Colbert reached the ground and signaled to Weyland. They didn't use a fire-arrow; they didn't want to give the scout any more light.

Instead, they used the **"Physics of the Stone."** A heavy, counter-weighted catapult—a small, repurposed version of a mill-crank—released from the shadows of the granary. It didn't fire a rock. It fired a gallon of the village's gray, slaking-lime slurry.

The wet, heavy mass hit the man squarely in the chest.

The chemical reaction was instantaneous. The lime hit the naphtha-fire, causing a blinding, white-hot flash that suffocated the flame and coated the scout in a searing, alkaline paste. The flaming sword sputtered and died, leaving the man screaming in a sudden, terrifying darkness.

## The Message Sent Back

The bandit didn't die. Colbert didn't want a corpse to clean up; he wanted a messenger.

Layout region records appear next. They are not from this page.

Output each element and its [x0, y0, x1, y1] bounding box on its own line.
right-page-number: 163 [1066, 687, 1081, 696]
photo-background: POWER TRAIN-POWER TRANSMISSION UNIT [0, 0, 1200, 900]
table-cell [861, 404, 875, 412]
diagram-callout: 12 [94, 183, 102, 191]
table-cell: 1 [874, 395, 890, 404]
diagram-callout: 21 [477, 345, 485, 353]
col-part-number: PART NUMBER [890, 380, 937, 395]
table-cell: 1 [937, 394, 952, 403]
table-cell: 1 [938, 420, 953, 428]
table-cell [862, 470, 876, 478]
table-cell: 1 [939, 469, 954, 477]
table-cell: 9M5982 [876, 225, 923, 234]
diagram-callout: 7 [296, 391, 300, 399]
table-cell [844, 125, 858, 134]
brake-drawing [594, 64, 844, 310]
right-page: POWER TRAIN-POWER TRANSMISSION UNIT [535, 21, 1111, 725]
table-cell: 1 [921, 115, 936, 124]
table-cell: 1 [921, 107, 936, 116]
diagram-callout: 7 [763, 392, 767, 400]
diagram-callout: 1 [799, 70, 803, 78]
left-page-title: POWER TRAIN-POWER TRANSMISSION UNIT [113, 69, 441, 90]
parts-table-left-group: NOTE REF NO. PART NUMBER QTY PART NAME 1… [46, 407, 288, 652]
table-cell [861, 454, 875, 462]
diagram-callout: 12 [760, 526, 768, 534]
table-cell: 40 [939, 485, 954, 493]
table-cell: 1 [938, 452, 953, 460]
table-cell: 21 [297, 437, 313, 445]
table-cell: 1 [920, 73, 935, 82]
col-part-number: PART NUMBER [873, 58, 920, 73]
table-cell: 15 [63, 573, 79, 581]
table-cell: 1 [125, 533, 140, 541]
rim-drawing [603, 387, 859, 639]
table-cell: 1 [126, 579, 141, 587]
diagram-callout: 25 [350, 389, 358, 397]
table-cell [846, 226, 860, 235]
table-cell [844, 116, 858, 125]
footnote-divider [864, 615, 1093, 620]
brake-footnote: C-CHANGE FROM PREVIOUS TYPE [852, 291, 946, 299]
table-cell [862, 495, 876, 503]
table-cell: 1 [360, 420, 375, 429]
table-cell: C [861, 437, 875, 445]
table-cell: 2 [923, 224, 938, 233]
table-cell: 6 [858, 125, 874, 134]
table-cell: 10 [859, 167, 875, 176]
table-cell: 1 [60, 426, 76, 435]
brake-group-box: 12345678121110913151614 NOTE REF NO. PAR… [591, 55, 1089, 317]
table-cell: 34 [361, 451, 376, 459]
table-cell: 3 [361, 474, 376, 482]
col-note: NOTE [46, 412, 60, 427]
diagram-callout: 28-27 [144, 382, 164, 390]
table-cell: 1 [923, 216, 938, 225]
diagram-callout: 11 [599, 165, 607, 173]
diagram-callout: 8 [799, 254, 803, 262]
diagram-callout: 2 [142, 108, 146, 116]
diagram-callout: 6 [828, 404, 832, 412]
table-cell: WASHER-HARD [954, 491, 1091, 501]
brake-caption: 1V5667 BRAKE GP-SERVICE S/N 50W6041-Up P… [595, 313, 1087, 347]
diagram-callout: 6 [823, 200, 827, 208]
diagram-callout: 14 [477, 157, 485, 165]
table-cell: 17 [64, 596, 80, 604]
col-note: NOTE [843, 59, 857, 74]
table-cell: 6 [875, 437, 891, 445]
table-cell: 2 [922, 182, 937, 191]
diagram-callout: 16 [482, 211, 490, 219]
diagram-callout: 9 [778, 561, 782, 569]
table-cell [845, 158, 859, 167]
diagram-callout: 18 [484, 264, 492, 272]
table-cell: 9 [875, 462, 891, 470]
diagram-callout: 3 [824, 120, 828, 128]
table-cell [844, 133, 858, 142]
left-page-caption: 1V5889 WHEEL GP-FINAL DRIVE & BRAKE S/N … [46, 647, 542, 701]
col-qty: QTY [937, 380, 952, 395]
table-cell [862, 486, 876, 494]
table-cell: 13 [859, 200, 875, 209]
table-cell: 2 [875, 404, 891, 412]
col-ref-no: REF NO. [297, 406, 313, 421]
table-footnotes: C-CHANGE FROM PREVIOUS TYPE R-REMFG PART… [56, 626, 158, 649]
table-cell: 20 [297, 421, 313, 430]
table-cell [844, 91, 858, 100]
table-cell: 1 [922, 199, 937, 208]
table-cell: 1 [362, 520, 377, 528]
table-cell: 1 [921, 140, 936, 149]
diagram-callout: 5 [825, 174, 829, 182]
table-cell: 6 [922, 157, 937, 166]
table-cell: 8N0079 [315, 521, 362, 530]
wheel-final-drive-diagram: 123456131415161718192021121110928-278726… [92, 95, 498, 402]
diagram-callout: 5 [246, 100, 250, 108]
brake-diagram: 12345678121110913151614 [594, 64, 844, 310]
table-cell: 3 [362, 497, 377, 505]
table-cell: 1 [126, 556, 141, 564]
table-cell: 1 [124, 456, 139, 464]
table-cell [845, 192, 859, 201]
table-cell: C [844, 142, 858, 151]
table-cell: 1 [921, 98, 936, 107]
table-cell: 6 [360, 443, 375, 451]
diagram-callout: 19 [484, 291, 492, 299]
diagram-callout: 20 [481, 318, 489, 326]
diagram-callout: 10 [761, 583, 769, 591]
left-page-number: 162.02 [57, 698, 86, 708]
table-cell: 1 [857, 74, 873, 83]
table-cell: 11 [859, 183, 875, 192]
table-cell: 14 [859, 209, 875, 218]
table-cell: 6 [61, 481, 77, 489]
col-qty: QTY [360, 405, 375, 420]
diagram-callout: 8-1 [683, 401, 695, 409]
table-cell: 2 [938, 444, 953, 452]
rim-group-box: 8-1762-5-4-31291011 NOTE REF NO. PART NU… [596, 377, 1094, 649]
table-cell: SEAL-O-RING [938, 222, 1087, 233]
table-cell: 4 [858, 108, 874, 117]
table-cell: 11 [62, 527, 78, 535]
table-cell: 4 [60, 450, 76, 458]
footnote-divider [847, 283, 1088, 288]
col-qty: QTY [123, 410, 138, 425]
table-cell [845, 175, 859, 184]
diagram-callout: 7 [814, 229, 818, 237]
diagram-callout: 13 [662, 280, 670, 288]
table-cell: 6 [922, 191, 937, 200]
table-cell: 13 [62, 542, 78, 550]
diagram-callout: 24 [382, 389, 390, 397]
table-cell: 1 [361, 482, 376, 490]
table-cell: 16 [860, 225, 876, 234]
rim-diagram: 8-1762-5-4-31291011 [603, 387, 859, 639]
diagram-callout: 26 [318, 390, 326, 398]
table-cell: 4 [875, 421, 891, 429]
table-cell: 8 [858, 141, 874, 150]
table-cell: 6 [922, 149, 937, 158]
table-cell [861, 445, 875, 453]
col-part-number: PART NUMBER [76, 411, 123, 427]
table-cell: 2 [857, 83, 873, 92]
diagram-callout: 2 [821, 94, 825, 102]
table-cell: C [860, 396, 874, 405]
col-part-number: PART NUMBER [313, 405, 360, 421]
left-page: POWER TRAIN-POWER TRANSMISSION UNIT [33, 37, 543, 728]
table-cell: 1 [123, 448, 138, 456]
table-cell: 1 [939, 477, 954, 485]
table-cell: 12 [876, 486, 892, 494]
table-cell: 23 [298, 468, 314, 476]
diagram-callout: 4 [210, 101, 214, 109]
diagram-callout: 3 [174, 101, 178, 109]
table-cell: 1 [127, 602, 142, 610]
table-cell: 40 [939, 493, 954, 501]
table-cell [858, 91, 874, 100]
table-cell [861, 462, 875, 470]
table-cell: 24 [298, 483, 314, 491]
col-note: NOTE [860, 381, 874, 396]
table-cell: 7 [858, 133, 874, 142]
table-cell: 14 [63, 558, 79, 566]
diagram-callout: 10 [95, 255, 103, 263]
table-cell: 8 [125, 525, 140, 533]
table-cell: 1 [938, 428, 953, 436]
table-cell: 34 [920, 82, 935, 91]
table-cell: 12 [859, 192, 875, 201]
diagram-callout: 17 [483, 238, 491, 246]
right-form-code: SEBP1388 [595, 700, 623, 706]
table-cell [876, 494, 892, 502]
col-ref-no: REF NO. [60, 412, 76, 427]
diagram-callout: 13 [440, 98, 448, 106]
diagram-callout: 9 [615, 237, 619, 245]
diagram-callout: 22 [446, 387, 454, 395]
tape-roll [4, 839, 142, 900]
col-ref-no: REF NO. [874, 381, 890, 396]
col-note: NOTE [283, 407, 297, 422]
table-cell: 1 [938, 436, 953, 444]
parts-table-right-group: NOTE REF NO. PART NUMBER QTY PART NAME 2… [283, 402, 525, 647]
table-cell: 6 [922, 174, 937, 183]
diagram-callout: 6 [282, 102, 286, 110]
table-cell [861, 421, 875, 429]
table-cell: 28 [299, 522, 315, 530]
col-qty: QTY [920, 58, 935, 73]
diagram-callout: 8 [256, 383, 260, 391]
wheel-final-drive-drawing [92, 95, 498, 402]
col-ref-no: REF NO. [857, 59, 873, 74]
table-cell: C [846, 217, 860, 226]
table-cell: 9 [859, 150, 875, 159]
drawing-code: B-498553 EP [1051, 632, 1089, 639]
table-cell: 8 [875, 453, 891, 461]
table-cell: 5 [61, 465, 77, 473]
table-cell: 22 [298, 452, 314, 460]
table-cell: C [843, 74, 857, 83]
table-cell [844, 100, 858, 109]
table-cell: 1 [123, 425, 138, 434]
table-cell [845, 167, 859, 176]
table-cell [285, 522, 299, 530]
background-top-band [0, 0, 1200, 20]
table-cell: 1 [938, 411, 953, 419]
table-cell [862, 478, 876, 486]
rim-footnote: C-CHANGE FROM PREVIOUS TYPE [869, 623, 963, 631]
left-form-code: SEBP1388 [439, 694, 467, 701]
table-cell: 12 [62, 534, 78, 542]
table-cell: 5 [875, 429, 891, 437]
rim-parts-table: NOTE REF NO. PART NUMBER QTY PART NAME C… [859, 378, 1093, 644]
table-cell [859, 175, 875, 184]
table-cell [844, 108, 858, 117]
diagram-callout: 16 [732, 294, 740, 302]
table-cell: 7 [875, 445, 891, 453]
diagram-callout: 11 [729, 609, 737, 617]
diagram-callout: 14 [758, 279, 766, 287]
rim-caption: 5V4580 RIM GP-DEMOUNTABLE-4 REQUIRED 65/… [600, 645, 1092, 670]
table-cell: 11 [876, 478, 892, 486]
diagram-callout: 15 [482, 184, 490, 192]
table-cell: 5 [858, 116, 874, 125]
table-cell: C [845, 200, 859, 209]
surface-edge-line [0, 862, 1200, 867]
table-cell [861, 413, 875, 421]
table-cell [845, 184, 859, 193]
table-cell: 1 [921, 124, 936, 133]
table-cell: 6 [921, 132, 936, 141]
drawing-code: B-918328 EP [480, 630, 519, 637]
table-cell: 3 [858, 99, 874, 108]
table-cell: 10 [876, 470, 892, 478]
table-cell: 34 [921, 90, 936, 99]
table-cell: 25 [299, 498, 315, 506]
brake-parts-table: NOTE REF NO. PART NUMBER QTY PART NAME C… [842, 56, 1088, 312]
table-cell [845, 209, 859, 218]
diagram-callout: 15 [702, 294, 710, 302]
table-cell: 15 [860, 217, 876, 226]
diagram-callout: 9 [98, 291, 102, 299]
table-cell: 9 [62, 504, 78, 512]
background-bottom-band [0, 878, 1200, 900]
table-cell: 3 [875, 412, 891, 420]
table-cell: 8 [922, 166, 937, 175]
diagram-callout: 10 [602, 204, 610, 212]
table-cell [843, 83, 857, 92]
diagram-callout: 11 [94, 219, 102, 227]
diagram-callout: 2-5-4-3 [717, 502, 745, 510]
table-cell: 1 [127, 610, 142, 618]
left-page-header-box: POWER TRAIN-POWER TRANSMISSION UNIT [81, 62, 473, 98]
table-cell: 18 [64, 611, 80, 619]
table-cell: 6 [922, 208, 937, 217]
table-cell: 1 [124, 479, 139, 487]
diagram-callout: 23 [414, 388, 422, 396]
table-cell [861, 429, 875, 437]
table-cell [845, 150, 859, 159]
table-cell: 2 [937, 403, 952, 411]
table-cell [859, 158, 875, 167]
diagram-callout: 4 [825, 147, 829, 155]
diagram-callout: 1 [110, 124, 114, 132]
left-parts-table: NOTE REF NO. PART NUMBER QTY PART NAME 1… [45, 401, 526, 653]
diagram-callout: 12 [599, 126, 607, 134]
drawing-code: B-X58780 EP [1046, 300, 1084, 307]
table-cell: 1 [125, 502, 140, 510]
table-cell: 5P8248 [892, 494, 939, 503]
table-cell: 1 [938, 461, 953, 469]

Weyland and two others emerged from the thorns, their faces smeared with soot, looking like demons of the frost. They didn't speak. They simply dragged the blinded, shivering man to the edge of the woods and tossed him back toward the Blackwood.

Colbert stood at the gate, the *Medicamentum* tucked under his arm. He watched the man scramble away into the trees, a broken spark in a cold world.

"Go back to your master," Colbert said to the empty wind. "Tell him that Oakhaven doesn't believe in ghosts. And tell him that in this village, the light belongs to us."

The night returned to its quiet, mathematical chill. The flaming sword was gone, replaced by the steady, unblinking stars. Oakhaven had been tested, and the machine had not even broken a sweat. But as Colbert looked toward the dark heart of the forest, he knew the reconnaissance was over. The war for the winter had begun.